You feel bummed. A constant, low level disappointment at how life turned out. Except sometimes you’re pissed about it. Occasionally you’re confused about it, like how did this happen? Where did it go wrong? Mostly you accept it. Most of your friends aren’t living the dream either. They’re no happier than you.
Well, I’m calling bullshit on all of it. First, be the leader. Be the happiest guy you know. Emotion contagion is real. You can share your happy. Why in this great big world would you settle for less? If your friends all jumped off a bridge, would you do it? Then why are you settling just because that’s what you see everyone around you doing?
Rock the boat!
If your bummed, pissed, stymied, sad, disappointed or tweaked because life didn’t turn out the way you think, you have options!
1. Be clear about what you want.
This is the only way to be certain you don’t already have it! Sounds silly, but your life might be better than you think. And if it isn’t what you want, you know where you’re headed. Clarify exactly what you want “you”, your relationships, and your work to look, feel, smell, and taste like. Hint: you want it to taste DELICIOUS! Use all the senses and tons of detail. If you don’t crank out a full page per segment, it’s not enough. Start with a list of what you love and like (big things like loving love, luxury cars, etc. and little things like coffee and pancakes with syrup). Also list what you merely tolerate and what you dislike and hate (deal breakers). The first two are what you want more of and the last three are what you want less or none of.
2. Acknowledge that you didn’t have a clear goal, a plan, or a deadline.
You are likely disappointed about how your life has turned out but never bothered to decide exactly what you wanted, how much of it and by when. Therefore, you never created a plan to get it. You thought you’d end up there somehow. Here’s how you get what you want. Decide what it is (Get Clear), have a good look at where you are compared to where you now know you want to be- because some stuff is going to have to change (Get Real) and then decide what your first, second and third steps will be to get there (Get Going). And take the first step immediately, before you settle again. It’s true that not all who wander are lost. But hopefully, if you’re wandering, your goal says “wander”. Otherwise you’re off the path to your goal.
3. Get over it.
If you’re still breathing, there’s still time. Don’t beat yourself up about where you’re not, what you don’t have and what you haven’t done. That shit just weighs you down. Here’s why people don’t achieve what they want:
a. you aren’t clear about what you want (see #1 above)

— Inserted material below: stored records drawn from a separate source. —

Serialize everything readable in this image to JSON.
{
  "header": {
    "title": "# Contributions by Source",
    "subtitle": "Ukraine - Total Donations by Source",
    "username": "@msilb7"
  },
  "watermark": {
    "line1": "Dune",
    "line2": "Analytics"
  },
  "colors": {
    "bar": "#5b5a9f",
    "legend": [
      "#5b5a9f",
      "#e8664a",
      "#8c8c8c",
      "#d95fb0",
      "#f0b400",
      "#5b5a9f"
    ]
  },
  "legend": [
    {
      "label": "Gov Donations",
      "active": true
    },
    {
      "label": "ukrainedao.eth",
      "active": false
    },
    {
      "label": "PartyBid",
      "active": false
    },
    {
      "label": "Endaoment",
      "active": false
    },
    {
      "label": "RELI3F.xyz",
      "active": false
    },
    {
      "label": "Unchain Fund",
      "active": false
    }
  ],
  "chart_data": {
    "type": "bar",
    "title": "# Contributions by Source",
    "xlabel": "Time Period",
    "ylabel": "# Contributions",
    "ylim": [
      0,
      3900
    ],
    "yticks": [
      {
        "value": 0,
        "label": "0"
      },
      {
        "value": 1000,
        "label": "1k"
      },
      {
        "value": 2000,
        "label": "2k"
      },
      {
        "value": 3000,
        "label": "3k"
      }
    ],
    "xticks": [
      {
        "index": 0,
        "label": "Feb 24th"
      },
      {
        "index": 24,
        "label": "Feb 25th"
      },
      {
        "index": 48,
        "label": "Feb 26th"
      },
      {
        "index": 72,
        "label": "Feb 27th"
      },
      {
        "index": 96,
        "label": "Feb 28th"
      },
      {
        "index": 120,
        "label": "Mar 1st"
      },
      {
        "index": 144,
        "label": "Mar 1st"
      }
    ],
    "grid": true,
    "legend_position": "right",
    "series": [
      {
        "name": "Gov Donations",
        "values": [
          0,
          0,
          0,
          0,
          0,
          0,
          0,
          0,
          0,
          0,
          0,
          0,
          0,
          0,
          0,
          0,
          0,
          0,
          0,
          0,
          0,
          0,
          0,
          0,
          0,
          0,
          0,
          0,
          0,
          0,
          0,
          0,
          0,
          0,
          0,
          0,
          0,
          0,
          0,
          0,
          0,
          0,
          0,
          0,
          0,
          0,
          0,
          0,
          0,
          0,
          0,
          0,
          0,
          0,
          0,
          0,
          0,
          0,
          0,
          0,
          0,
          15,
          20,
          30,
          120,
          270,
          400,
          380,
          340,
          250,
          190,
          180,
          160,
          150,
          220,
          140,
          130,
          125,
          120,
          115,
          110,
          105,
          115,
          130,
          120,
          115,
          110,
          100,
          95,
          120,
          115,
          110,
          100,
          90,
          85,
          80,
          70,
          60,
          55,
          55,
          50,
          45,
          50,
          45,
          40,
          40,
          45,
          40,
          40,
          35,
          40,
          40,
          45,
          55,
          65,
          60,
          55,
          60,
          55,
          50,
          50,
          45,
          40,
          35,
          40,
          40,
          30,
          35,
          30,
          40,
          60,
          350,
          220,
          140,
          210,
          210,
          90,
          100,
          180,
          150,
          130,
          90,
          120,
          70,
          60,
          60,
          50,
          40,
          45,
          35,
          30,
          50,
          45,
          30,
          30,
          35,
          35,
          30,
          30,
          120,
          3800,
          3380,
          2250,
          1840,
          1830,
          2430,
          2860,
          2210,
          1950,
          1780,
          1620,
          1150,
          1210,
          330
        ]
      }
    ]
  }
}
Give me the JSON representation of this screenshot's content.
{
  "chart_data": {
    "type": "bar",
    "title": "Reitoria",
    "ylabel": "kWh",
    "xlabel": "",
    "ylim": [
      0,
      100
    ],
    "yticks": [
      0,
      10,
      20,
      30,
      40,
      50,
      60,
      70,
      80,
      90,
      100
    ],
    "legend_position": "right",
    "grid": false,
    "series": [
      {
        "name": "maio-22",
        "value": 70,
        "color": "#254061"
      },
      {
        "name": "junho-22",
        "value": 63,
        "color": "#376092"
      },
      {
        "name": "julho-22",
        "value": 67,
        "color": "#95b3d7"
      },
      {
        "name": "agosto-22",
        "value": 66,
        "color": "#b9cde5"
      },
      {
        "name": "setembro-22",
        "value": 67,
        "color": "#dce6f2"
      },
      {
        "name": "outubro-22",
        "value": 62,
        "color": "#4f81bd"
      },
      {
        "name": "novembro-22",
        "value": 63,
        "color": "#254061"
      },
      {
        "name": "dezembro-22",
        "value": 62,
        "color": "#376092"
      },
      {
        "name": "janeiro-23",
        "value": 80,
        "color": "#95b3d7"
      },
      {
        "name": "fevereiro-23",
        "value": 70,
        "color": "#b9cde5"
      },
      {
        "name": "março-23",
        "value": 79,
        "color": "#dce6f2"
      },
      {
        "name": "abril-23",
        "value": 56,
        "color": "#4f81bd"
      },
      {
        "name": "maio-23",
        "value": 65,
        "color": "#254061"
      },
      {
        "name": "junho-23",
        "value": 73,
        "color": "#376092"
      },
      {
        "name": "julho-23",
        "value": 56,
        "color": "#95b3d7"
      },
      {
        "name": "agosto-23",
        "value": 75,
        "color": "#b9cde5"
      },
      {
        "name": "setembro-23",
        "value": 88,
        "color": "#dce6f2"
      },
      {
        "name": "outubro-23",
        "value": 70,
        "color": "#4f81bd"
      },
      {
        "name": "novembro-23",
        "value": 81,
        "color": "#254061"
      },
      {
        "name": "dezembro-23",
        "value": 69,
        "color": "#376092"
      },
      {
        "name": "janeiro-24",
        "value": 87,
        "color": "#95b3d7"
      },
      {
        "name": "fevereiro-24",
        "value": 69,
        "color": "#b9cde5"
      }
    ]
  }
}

b. you don’t want it bad enough or you’d already be getting it; it might be a “should” instead of a want. If this is the case you will resort to:
i. the litany of fears- not good enough, smart enough, educated enough, talented enough, rich enough, pretty enough, skinny enough, connected enough
ii. the litany of excuses- I don’t have time, money, training, certifications, degrees; I’m too old, too fat, too out of shape, too tired, too ugly, too short, too tall- blah, blah, blah- all bullshit.
c. your pendulum hasn’t shifted; you don’t know why you need it right now as opposed to later or never
d. you’re so bogged down about not having it that you have no energy left with which to change the situation
4. Decide you will create a life you love, with people you love, work that lights you up, and a you that you fucking adore.
Stay with me. It’s possible. Take one step right now.
You are some mixture of your genetic inheritance (yes, look at your parents), what was role modeled for you while you were growing up- like how did your parents or caregivers handle things and make decisions- and your mix of personality traits. These are why you think, act, feel and why you see the world the way you do. Yep, that’s it in a nutshell. So, that said, if you don’t like it, change it. Really. There’s very little you can’t change.
Find your new role models. Who’s doing what you want to do, who has traits you want to adopt, who has relationships that you want yours to be like. Study your role models, contact them, and do what they did. Then, find your support team. No one achieves their goals or radical change alone. The people closest to you may not be your best supporters because they might bring baggage of their own to the table or just not know how to be a good cheerleader. Hiring a coach can help make sure you arrive at your destination by the most efficient and effective route. If it takes too long or gets too difficult, you might quit. You will want to. A coach can keep you on track and help you herd your squirrels into a wolf pack.
Or you can sit back and continue wishing, wanting and hoping that somehow your dreams will still come true on their own. But you are your fairy godmother. So, get a wand and wave it. You are enough.